Agents alleged that the company has been delaying repayment of matured deposits since January. Pressure on it to return money intensified after the Saradha Group, another firm in the trade, went bust last month leaving depositors high and dry.

It isn’t immediately known if any formal complaint has been lodged with the police as yet, but agents and depositors appear to be running out of patience.

The iCore Group’s management remained incommunicado, and could not be contacted despite several attempts in the past few days. Fifty-year-old Maiti and his wife Kanika, also a director of the firm, appealed to agents on Sunday to lend 25,000 each to bail out the company, promising to repay them after iCore overcame the crisis by selling its fixed assets.

The group is said to have at least 100,000 agents.

Thousands turned up for Sunday’s meeting, though only the upper echelons of the firm’s sales force was invited for what was to be a secret meeting to chalk out a survival plan.

It had an air of déjà vu about it: Saradha Group chairman Sudipta Sen also held similar meetings with his field agents in the run up to its collapse but eventually gave up and fled Kolkata.

Things went out of hand and Anukul Maiti and his wife had to be rescued by their private security guards from irate agents, said people who attended Sunday’s meeting at a hall on the southern fringes of Kolkata. These people refused to be identified.

iCore, which runs a shopping mall in south Kolkata’s Bhawanipore neighbourhood and several other businesses, used to receive money from depositors as advance from customers. It owed them at least 305 crore at the end of fiscal 2010-11, shows its balance sheet for the year—the last filed by it with the Registrar of Companies.
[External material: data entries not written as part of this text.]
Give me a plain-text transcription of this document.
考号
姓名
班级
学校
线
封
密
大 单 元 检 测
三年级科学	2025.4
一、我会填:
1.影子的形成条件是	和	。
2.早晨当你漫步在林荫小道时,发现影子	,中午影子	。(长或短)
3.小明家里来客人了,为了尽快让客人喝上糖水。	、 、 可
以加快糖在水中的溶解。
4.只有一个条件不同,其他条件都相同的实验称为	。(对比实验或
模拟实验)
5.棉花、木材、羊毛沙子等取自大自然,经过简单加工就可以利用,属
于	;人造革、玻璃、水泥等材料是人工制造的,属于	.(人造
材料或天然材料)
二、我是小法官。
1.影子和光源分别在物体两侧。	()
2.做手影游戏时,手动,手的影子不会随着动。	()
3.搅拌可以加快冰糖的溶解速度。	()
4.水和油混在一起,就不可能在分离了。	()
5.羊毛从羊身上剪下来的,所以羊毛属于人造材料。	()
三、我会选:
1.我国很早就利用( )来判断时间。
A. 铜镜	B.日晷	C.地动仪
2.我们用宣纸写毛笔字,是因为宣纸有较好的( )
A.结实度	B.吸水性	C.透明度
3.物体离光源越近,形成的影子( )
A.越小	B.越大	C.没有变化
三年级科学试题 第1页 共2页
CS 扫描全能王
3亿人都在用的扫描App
Apart from that, in fiscal 2011, Mega Mould India Ltd, a unit of the iCore Group that described itself as trader of finished goods, raised 200 crore through a sale of secured debentures, mortgaging its own goodwill—an accounting term that means the intangible worth of a company’s brand and businesses.

Normally, under global accounting norms, a company cannot on its own determine the value of its goodwill unless it has paid for it in some manner, said an auditor, who too did not wish to be named. “I doubt if this company has ever paid anything at all for its goodwill, so it is bizarre that it was allowed to mortgage it to sell secured debentures," he added.

Anukul Maiti told agents on Sunday that his iCore Group had an outstanding liability of 750 crore, according to people who attended the meeting. This could not be independently verified.

On Monday, a large number of agents turned up at iCore’s corporate office in central Kolkata seeking immediate refund of matured deposits. They said some of them had been given post-dated cheques that cannot be cashed until July—in some cases, until August.